Unexpected roles of lipid kinases
Phospholipids are not mere structural components of animal cell membranes. Many of their metabolites are physiologically functional and are pivotal in intracellular signaling. Of those, diacylglycerol, or DAG, is a second messenger activating proteins containing a C1 domain, such as protein kinase C.
Evidence shows that phorbol esters, synthetic functional analogues of DAG, constitutively activate signal transduction pathways that lead to tumor formation. Thus, normal cells must regulate DAG levels within the physiological range. DAG kinases, or DGKs, are the key enzymes that regulate DAG levels. DGK phosphorylates DAG to phosphatidic acid, another lipid messenger molecule. DGKs are thought to be involved in the balanced control of these two lipid messenger signaling systems.
Functional implications of DGK-zeta in p53 regulation: Nuclear DGK-zeta modulates p53 transcriptional activity; cytoplasmic DGK-zeta facilitates p53 protein degradation.Courtesy of Kaoru GotoDGKs differ in their molecular structure, enzymatic activity, subcellular localization and binding partners. One DGK, DGK-zeta, contains both a nuclear localization signal and nuclear export signal (1), suggesting a shuttling between the nucleus and the cytoplasm. Morphological studies on animal tissues report that DGK-zeta predominantly localizes to the nucleus in some cell types, while it exhibits both nuclear and cytoplasmic localization in others. DGK-zeta translocates from the nucleus to the cytoplasm in hippocampal neurons under stress conditions such as transient ischemia and seizures, and appears to be involved in stress responses.

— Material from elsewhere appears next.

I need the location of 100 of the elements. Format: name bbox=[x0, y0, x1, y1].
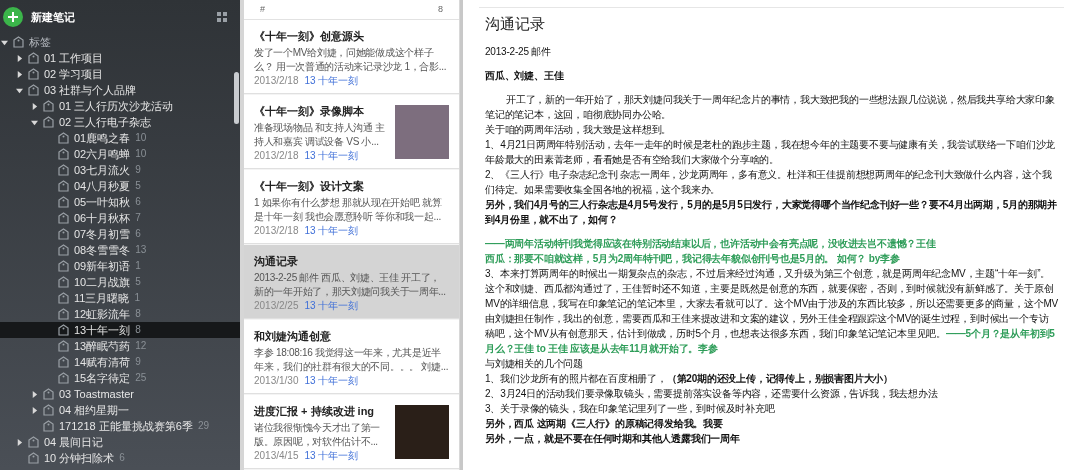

What roles are assigned to DGK-zeta in the nucleus and the cytoplasm? Current data suggest that nucleocytoplasmic shuttling of DGK-zeta in neurons has a dual effect: While decreased levels of nuclear DGK-zeta lead to suppression of p53 transcriptional activity, increased levels of cytoplasmic DGK-zeta facilitate p53 protein degradation. Recent studies reveal that DGK-zeta associates with p53, and DGK-zeta deletion suppresses p53 transcriptional activity under basal and DNA-damage conditions (2). DGK-zeta association with p53 facilitates cytoplasmic degradation of p53 through the ubiquitin proteasome system, or UPS. DGK-zeta deficiency, therefore, results in increased p53 levels. Another study showed that DGK-zeta is degraded after cytoplasmic translocation in neurons, leading to increased levels of p53 protein and aberrant cell cycle reentry. In all, the levels of cytoplasmic DGK-zeta may serve as a supressor for p53 by facilitating its degradation, thus suppressing its cytotoxic effects.
What are the potential effects of DGK-zeta on other transcription factors? Nuclear factor kappa-light-chain-enhancer of activated B cells, or NF-kappaB, for example, is important in numerous biological processes, particularly immune response. A recent study showed that DGK-zeta knockdown enhances the NF-kappaB pathway in response to inflammatory cytokines. DGK-zeta downregulation accelerates phosphorylation of the p65 subunit and its nuclear translocation, increasing NF-kappaB transactivation activity. These reports suggest that DGK-zeta exerts a regulatory effect on p53 and NF-kappaB (3).
A key question is determining the molecular mechanisms exerted by DGK-zeta on p53 and NF-kappaB. We want to know whether DGK-zeta catalytic activity, which alters the balance of DAG and phosphatidic acid in the nucleus and cytoplasm, is essential. How DGK activity modulates transcriptional activities is not known, but it turns out that p53 degradation mediated through cytoplasmic DGK-zeta and UPS is not kinase activity–dependent. We have found unexpected roles of DGK-zeta on transcription factors; there is much to learn about how lipid-metabolizing enzymes impact cellular signaling involved in transcriptional regulation.
References
1. Goto, K. & Kondo, H. Proc. Natl. Acad. Sci. USA.93, 11196-11201 (1996).
2. Tanaka, T. et al. J. Cell Sci.126, 2785-2797 (2013).
3. Tanaka, T. et al. Adv. Biol. Regul.60, 15-21 (2016).